Most of the work I do is customer led, they pick the colours and I weave them. But what I loved about Alice’s process (Timothy Everest designer Alice) is that she does it proper old school with a storyboard and images. So for me as a designer, that was brilliant because I got to see the board with these amazing Lee Krasner paintings. That triggers these little lightbulb moments; I can try certain techniques and use certain yarns. Then we had a decent process back and forth until we got to the end result that everybody loved, and it was the “right” cloth. To me, that was lovely to see and be a part of that process.
It’s gratifying when you get that right relationship with a customer. A lot of the early ideas are mapped out by me on a CAD system which is very flat; it doesn’t look like the finished fabric at all. So while I can see it in my head, it takes a lot of faith and trust from the client. It’s a very visual and tactile adventure. Alice and Timothy Everest got that; but there’s not that many people who seem to work that way.
The process of weaving is so special. There’s lot going on. You have to pedal and nothing will move on the loom until you move your feet. I feel everything through my feet. I can tell when the paraffin lubricant is starting to evaporate; there’s this fractionally different felling in your feet as it starts to stiffen.

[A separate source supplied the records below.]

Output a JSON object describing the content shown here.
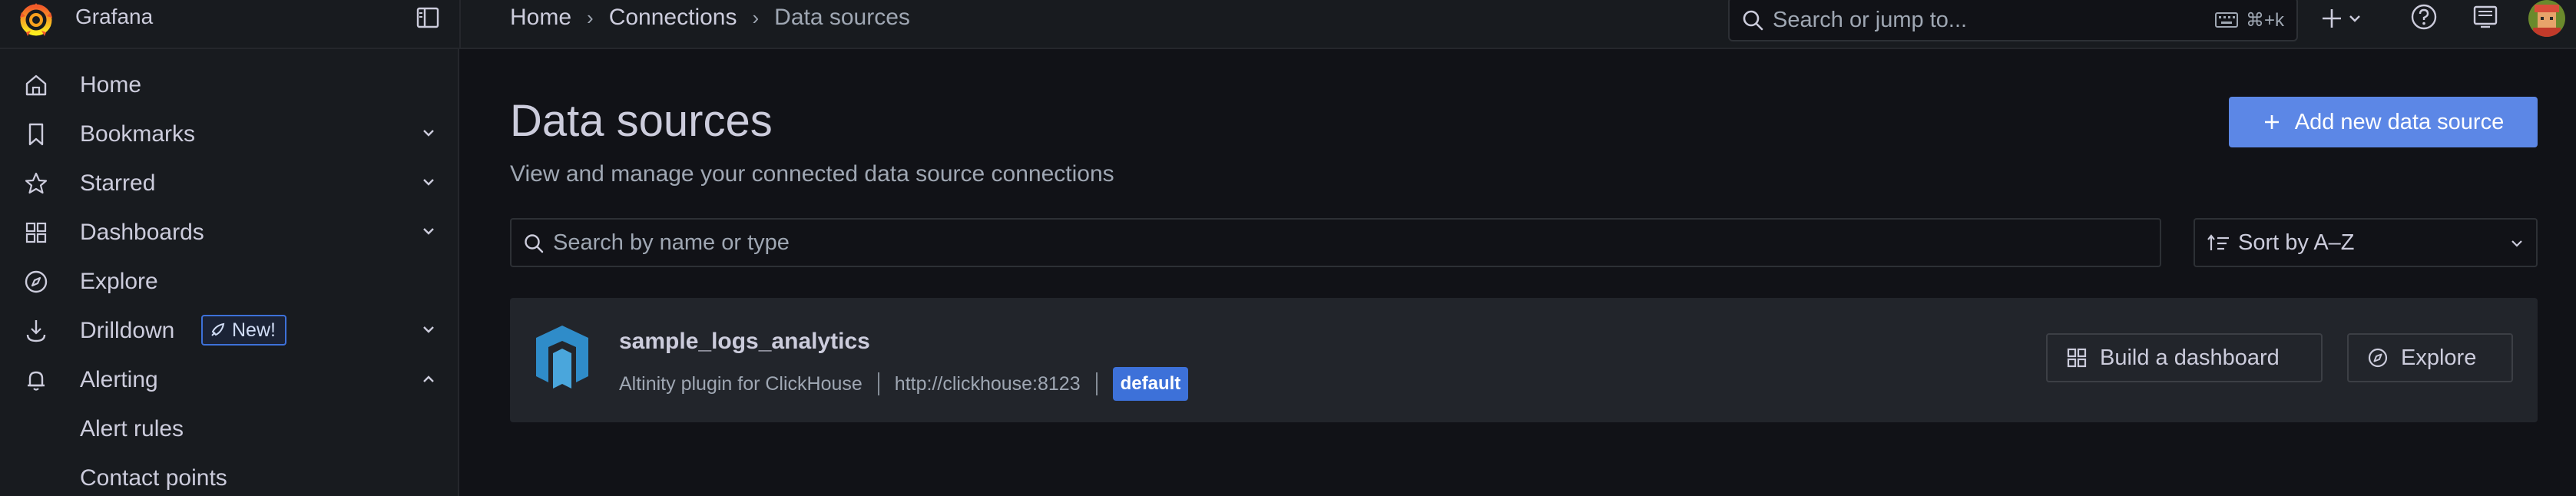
{
  "app": {
    "name": "Grafana"
  },
  "breadcrumb": [
    {
      "label": "Home"
    },
    {
      "label": "Connections"
    },
    {
      "label": "Data sources"
    }
  ],
  "topbar": {
    "search_placeholder": "Search or jump to...",
    "search_shortcut": "⌘+k"
  },
  "sidebar": {
    "items": [
      {
        "label": "Home",
        "icon": "home-icon"
      },
      {
        "label": "Bookmarks",
        "icon": "bookmark-icon",
        "expandable": true
      },
      {
        "label": "Starred",
        "icon": "star-icon",
        "expandable": true
      },
      {
        "label": "Dashboards",
        "icon": "apps-icon",
        "expandable": true
      },
      {
        "label": "Explore",
        "icon": "compass-icon"
      },
      {
        "label": "Drilldown",
        "icon": "drilldown-icon",
        "expandable": true,
        "badge": "New!"
      },
      {
        "label": "Alerting",
        "icon": "bell-icon",
        "expanded": true
      },
      {
        "label": "Alert rules",
        "child": true
      },
      {
        "label": "Contact points",
        "child": true
      }
    ]
  },
  "page": {
    "title": "Data sources",
    "subtitle": "View and manage your connected data source connections",
    "add_button": "Add new data source",
    "filter_placeholder": "Search by name or type",
    "sort_value": "Sort by A–Z"
  },
  "datasources": [
    {
      "name": "sample_logs_analytics",
      "plugin": "Altinity plugin for ClickHouse",
      "url": "http://clickhouse:8123",
      "badge": "default",
      "build_button": "Build a dashboard",
      "explore_button": "Explore"
    }
  ],
  "colors": {
    "primary": "#5c87e6",
    "badge_default": "#3d71d9",
    "background": "#111217",
    "panel": "#181b1f",
    "card": "#22252b",
    "logo_orange": "#f46800"
  }
}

You’re watching the shuttle going back and forth, and you’re watching to make sure the yarn isn’t running out; you might have four different colours on different shuttles going at the same time, so you have to remember the pattern because you’ll need to stop it at the right fraction of a second to get it exactly right. It’s your concentration that gets tired before anything else.
It’s a lovely connection between eyes, hands, feet and machine.”